In a European automotive industry hit hard by the economic downturn, Hyundai stands out as a brand on the rise. The company has seen unprecedented growth this year, with sales for the first six months of 2009 up 15.7 percent compared to the first half of 2008 – in stark contrast to an overall new car market down 11 percent during the same period.
Notably, this success has been driven by the growing popularity of the brand in leading western European markets, such as Germany, Italy and the UK. As a result, Hyundai is on track to increase its meet its objective of achieving a market share of 2.5 percent by year-end.
Dominating Hyundai’s new car sales are its compact new ‘i-range’ cars – the i10 city car; i20 small hatchback; and i30 C-segment hatchback and estate – which have brought the brand to the attention of Europe’s consumers and corporate car buyers. Designed and developed in Europe to suit the requirements and driving styles of European motorists, the i-range presents superb quality and reliability, class-leading specifications, low CO2 emissions and excellent value-for-money.

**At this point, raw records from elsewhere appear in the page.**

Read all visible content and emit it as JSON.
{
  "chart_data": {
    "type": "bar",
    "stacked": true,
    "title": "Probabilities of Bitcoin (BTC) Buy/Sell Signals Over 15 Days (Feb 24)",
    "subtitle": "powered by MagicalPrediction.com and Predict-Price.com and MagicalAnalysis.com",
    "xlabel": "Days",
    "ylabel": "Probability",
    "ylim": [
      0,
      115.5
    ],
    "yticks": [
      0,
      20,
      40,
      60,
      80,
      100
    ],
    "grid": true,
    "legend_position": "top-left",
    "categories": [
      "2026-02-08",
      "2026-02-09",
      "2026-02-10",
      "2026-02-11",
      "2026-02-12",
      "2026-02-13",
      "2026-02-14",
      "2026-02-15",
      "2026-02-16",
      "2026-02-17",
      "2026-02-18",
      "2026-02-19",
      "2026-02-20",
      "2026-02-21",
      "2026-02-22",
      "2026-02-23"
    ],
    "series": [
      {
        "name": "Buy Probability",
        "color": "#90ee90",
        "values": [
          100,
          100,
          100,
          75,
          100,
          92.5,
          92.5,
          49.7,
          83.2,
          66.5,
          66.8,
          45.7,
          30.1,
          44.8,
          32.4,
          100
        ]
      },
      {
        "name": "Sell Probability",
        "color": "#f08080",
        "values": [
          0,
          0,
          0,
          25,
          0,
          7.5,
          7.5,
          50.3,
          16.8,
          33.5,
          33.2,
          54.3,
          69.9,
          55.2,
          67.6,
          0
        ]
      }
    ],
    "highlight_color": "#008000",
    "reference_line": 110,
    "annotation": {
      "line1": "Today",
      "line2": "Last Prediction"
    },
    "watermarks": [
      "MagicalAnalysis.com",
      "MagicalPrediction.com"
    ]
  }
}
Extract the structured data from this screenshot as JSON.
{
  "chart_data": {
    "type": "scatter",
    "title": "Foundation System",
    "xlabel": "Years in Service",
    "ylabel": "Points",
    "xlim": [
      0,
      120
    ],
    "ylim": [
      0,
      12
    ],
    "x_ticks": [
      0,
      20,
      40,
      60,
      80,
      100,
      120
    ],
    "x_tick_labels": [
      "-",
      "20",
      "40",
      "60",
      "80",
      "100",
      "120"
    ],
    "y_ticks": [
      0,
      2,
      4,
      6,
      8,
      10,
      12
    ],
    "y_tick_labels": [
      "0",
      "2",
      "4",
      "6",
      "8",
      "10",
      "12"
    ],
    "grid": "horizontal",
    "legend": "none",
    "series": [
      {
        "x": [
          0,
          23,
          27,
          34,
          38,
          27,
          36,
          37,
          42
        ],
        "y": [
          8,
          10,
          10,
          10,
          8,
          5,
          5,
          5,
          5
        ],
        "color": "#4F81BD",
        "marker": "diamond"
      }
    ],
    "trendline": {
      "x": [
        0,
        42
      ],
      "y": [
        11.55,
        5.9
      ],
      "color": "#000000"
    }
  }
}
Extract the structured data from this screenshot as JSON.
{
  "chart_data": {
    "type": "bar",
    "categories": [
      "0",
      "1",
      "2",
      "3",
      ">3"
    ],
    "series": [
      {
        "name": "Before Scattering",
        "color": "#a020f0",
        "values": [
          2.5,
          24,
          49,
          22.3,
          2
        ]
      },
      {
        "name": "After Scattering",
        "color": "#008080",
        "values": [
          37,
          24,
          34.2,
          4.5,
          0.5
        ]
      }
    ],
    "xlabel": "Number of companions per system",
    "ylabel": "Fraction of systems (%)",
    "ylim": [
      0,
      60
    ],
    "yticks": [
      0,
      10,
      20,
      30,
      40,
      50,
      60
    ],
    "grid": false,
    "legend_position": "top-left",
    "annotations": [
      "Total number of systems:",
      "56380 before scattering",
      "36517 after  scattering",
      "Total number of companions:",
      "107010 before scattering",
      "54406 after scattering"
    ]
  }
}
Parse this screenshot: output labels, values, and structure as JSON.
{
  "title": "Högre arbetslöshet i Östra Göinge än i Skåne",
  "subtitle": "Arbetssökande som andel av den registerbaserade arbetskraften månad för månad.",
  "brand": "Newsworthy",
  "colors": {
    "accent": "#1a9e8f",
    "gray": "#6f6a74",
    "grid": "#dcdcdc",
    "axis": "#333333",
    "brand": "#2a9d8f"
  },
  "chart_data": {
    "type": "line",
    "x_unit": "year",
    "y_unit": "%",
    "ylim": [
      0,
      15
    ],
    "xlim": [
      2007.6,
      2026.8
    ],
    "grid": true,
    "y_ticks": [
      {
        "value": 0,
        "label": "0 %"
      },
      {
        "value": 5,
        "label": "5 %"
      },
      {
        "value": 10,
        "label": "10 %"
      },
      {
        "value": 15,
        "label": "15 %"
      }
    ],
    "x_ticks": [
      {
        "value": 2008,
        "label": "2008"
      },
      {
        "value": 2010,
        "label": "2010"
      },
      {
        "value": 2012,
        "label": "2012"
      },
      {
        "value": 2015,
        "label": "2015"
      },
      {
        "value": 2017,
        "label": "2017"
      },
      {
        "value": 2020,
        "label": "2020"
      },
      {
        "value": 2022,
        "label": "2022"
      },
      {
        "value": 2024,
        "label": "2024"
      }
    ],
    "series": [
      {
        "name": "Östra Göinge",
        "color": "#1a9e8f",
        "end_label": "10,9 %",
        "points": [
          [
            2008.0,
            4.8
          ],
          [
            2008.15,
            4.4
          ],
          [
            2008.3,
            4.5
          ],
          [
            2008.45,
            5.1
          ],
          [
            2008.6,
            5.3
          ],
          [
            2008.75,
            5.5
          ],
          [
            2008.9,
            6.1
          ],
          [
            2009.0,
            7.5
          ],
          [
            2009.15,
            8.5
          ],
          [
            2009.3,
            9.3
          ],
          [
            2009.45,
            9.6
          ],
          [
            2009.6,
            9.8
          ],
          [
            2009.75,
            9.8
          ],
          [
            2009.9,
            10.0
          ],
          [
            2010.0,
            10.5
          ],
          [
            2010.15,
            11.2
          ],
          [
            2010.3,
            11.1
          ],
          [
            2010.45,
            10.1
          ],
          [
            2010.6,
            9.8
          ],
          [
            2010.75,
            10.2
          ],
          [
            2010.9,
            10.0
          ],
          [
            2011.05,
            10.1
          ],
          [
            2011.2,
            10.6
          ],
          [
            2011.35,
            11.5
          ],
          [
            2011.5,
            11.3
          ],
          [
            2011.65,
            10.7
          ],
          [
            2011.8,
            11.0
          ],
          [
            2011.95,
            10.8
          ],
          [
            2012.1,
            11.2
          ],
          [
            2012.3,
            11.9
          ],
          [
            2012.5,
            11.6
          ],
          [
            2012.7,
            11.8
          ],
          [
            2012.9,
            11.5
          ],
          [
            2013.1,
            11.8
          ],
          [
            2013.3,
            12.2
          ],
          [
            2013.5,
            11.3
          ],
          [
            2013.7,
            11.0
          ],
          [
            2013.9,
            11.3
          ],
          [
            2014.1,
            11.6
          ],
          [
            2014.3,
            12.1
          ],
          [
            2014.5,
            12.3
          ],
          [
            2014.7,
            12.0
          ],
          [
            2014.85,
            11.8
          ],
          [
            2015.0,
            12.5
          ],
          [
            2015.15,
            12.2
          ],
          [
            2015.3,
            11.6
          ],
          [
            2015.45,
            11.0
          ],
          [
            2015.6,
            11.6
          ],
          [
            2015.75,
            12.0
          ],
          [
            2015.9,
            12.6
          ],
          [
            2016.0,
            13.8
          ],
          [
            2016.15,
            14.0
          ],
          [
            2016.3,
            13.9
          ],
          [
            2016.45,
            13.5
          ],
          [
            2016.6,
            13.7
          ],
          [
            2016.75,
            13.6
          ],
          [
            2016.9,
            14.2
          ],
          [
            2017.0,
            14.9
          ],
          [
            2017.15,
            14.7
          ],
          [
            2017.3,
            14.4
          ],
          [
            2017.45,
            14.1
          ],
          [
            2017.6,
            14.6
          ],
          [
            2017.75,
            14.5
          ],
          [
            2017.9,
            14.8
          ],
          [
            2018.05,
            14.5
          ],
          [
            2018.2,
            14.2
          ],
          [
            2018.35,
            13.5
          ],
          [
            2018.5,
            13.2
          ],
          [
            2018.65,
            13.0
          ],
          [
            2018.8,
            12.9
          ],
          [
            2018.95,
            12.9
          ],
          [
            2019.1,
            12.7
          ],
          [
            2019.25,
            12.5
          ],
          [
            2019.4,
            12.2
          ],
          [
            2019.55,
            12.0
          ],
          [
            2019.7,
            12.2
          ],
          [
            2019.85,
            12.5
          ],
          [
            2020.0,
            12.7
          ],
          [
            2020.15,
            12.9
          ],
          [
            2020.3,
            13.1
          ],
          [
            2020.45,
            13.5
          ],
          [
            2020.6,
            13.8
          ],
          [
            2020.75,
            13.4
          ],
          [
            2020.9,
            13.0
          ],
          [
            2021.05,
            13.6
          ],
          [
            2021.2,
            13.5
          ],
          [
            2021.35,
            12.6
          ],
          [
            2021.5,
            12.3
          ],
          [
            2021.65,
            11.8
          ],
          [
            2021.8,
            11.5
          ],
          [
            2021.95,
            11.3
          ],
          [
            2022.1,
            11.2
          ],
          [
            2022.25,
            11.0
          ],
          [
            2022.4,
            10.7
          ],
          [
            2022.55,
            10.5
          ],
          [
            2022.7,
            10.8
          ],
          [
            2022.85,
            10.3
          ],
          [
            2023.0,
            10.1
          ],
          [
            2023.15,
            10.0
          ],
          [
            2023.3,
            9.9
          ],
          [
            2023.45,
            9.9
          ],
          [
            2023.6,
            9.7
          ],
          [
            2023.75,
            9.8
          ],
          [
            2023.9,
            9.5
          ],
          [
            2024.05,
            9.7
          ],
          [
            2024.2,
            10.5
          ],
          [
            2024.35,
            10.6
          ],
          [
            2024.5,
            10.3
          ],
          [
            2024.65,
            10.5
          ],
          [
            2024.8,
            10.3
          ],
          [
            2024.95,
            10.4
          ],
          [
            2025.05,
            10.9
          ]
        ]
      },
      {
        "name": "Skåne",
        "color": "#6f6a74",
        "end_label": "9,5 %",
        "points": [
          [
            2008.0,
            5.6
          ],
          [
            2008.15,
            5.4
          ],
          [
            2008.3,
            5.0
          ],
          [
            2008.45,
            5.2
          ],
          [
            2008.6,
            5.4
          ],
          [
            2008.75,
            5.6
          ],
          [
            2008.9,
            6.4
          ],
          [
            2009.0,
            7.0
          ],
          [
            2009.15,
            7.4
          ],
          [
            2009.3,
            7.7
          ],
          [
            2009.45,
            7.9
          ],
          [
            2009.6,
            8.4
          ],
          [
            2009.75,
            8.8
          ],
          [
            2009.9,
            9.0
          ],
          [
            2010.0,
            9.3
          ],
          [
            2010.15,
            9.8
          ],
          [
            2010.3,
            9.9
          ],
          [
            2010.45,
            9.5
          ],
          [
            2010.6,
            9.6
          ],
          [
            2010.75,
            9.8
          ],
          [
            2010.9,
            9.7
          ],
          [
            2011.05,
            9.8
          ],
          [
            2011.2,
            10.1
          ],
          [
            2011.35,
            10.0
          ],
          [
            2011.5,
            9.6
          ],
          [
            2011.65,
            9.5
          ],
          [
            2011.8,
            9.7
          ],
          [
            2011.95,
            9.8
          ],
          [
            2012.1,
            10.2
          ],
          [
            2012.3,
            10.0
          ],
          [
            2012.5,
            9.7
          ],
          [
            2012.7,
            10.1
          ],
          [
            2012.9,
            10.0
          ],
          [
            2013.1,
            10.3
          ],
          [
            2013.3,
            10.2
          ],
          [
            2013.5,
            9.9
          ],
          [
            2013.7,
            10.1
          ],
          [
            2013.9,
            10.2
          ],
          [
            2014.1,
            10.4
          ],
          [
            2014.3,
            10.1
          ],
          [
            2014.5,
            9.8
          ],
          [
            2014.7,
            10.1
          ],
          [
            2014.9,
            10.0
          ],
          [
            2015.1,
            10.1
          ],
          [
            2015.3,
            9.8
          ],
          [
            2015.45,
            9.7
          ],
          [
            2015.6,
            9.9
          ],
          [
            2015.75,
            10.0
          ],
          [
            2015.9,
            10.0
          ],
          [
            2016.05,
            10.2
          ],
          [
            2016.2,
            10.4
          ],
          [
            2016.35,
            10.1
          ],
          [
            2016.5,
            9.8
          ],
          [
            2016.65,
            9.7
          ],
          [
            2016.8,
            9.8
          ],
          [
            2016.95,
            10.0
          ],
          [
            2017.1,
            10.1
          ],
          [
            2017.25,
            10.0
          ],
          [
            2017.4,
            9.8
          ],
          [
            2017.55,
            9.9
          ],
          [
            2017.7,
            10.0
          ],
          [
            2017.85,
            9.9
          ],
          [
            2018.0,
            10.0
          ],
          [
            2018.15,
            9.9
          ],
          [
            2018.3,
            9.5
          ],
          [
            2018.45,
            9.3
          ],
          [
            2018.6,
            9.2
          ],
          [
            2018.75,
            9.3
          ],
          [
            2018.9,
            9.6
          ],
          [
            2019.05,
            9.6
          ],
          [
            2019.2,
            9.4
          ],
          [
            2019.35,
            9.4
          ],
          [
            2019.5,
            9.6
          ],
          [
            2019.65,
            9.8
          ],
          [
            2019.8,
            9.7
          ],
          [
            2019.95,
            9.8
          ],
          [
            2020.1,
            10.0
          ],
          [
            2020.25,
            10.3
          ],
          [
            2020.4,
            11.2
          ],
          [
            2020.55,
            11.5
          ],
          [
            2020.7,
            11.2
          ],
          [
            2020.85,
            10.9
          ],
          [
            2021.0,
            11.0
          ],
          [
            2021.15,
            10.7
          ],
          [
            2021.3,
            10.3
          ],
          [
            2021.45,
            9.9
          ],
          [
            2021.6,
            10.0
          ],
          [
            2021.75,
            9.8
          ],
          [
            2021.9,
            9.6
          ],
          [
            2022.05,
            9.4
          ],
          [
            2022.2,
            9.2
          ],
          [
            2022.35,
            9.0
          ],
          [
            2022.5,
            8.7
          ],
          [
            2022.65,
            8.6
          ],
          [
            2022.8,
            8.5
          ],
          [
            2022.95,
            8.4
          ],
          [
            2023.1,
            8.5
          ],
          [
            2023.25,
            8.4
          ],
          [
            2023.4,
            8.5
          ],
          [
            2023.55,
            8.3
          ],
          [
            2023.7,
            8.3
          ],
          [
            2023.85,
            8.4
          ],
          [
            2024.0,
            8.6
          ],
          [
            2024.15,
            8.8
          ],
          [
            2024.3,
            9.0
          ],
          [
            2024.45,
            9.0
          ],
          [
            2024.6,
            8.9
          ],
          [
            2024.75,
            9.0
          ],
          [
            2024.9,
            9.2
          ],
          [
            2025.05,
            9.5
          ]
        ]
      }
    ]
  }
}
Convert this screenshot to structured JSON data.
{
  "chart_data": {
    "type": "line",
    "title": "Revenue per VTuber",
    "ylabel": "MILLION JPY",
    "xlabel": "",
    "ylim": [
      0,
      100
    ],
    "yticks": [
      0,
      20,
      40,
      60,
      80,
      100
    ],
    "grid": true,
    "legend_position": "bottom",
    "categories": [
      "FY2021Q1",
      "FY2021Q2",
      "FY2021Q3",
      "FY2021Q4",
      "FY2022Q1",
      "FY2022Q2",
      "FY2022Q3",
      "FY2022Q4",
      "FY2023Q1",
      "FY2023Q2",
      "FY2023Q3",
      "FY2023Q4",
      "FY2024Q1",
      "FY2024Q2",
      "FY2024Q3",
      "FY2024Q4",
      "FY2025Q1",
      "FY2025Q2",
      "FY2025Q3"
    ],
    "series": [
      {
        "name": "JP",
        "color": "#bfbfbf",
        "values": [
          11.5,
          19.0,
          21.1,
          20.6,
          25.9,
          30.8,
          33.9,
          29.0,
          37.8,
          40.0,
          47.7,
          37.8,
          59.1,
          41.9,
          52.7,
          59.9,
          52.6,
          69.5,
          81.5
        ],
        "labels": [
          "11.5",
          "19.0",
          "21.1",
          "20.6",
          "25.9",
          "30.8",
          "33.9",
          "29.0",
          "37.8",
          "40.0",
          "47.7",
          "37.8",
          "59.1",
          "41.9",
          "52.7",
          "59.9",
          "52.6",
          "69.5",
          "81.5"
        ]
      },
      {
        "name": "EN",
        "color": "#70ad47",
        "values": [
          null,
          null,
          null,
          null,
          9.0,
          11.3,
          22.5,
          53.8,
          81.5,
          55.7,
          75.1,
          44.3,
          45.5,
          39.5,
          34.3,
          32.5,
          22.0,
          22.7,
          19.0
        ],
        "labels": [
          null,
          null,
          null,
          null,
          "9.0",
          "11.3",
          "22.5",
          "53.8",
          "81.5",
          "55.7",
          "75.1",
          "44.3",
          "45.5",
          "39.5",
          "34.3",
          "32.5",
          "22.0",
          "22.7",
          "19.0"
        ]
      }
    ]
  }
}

Hyundai’s recent success hasn’t all been about sales growth. A study undertaken recently by EurotaxGlass’s – the independent automotive intelligence firm – forecasts that Hyundai’s compact ‘i’-models will return class-leading residual values after three years and 30,000km. The residual value strength of Hyundai’s latest vehicles underlines the burgeoning reputation of the brand, and the lasting quality of its products.
Hyundai’s best selling i30 model should, predicts EurotaxGlass’s, exceed the residual value average for its segment after three years. It is expected to retain 50 percent of its list price, beating the segment average by a substantial 2.9 percent. The analysis shows the i30 will perform particularly well in the UK (+eight percent above the national average for the segment), Italy (+6.4 percent), Spain (+5.2 percent) and France (+4.4 percent).
Launched in 2007, the i30 hatchback and CW estate have become Hyundai’s fastest-selling models in Europe, with sales exceeding 130,000 units. Building on this success, the i30 was the first Hyundai model in Europe to be launched under the company’s Blue Drive eco-initiative, with the introduction of the i30 Blue. Fitted with innovative ISG Stop-Start technology this ‘Blue’ variant can improve fuel efficiency by seven percent and reduce CO2 emissions by 10g/km.
A mainstream contender in the mid-size hatchback segment, the i30 is an intelligent choice for European buyers. It is available with Hyundai’s extended five-year powertrain warranty and is built at the company’s first European manufacturing plant in the Czech Republic. This central location ensures reduced delivery times for European customers.
Hyundai has managed to capitalise on the current demand for compact, high quality vehicles with low running costs. In countries that tend to favour small cars, the i10 and i20 are major players in the city and small car segments, respectively, and the latest residual value forecasts are expected to broaden their appeal even more.
For example, EurotaxGlass’s anticipates that the i10 RVs will be particularly good in markets such as Italy, where sales of city cars are traditionally very strong. Predictions show the i10 will retain 57.5 percent of its original price, some eight percent ahead of the segment’s average in Italy. Meanwhile the i20 is reported to perform above its segment average in key small-car growth markets such as the Netherlands, Austria, France, Spain and Switzerland.
The latest residual value forecasts further demonstrate Hyundai’s success in reducing the total cost of ownership, and to providing high value, high quality packages for all its European customers.